On the other hand, she also states that it is important to remember that “women’s soccer is relatively new in FIFA – the first [Women’s] World Cup took place in 1991,” making this year’s their sixth. While it is remarkable that such a young tournament has come so far, the fact that the men’s tournament began six decades before the women’s is a testament to the disparity in the sport. It was also barely seven years ago that the president of FIFA, Sepp Blatter, remarked that women could enhance their game by wearing tighter shorts.

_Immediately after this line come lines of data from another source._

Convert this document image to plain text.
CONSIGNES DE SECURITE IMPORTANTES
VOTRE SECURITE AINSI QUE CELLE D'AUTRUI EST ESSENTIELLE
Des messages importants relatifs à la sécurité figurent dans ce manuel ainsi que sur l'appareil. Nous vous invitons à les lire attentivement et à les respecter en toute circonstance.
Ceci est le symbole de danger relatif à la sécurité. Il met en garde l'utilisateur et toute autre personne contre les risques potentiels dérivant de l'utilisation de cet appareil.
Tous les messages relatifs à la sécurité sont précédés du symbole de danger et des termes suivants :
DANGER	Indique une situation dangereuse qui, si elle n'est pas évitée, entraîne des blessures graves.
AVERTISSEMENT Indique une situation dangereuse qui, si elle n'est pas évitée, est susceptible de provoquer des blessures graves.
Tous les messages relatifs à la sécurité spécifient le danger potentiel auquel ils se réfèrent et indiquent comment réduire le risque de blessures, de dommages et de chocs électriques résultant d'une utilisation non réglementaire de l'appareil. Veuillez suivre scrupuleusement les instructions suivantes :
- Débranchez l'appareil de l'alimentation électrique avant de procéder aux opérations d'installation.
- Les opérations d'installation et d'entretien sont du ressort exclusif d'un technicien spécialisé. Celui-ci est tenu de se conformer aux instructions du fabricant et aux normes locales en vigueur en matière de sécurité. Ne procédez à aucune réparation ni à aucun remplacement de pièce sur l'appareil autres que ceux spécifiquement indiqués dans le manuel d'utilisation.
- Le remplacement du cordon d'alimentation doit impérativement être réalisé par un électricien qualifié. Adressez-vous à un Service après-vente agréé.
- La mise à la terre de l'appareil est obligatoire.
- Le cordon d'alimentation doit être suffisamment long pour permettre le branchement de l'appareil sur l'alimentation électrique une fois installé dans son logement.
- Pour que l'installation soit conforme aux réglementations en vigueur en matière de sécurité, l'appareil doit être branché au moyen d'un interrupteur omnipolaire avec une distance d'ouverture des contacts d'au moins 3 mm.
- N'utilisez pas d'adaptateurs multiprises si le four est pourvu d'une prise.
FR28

However, progress has undeniably been made. This year, with sixteen teams competing for the title and 80 per cent of tickets sold, the Women’s World Cup was a wonderful showcase of how the game has spread. It is no longer the private dominion of the United States, Germany, and Scandinavia. Colombia and Equatorial Guinea were first-time qualifiers. The French team’s passing was skillful and elegant. There was also Brazil’s star player, Marta Vieira da Silva, who has won the FIFA World Women’s Player of the Year award five years running. The Japanese players also had some delightfully rhythmic passing and slick movement.
Indeed, Japan’s triumph provided encouragement for a recovering home nation and the women’s soccer world alike. Hilton-Smith remarks that “even in…South Africa, [where] women’s soccer is still small and amateur,” their sport is “well-supported.”
“We had huge coverage of the Women’s World Cup and all the games were broadcast live on TV!,” she says. The women’s game is clearly becoming more competitive, more globalized, and refreshingly lacks the phantom collisions, theatrical belly flops and exaggerated somersaults that plague men’s matches.
Yet there is still a long way to go. For example, the Nigerian team’s Eucharia Uche made homophobic remarks, claiming that she attempted to rid her squad of lesbian behaviour, calling homosexuality a “dirty issue” and “spiritually and morally very wrong.” Statements like these are a step back for the image of the women’s game and have tarnished the appearance of her Nigerian team. China, a finalist in the 1999 Cup, was a no-show at this year’s tournament. Aside from Marta, Brazil’s play was hardly inspired due to a low number of warm-up matches. Furthermore, Hilton-Smith said that Canadians she met in Germany “knew nothing” about the World Cup which was going on, even though Canada’s team was participating.
Let’s hope that when the Cup comes to Canada in 2015 the women’s game will have continued to make further strides.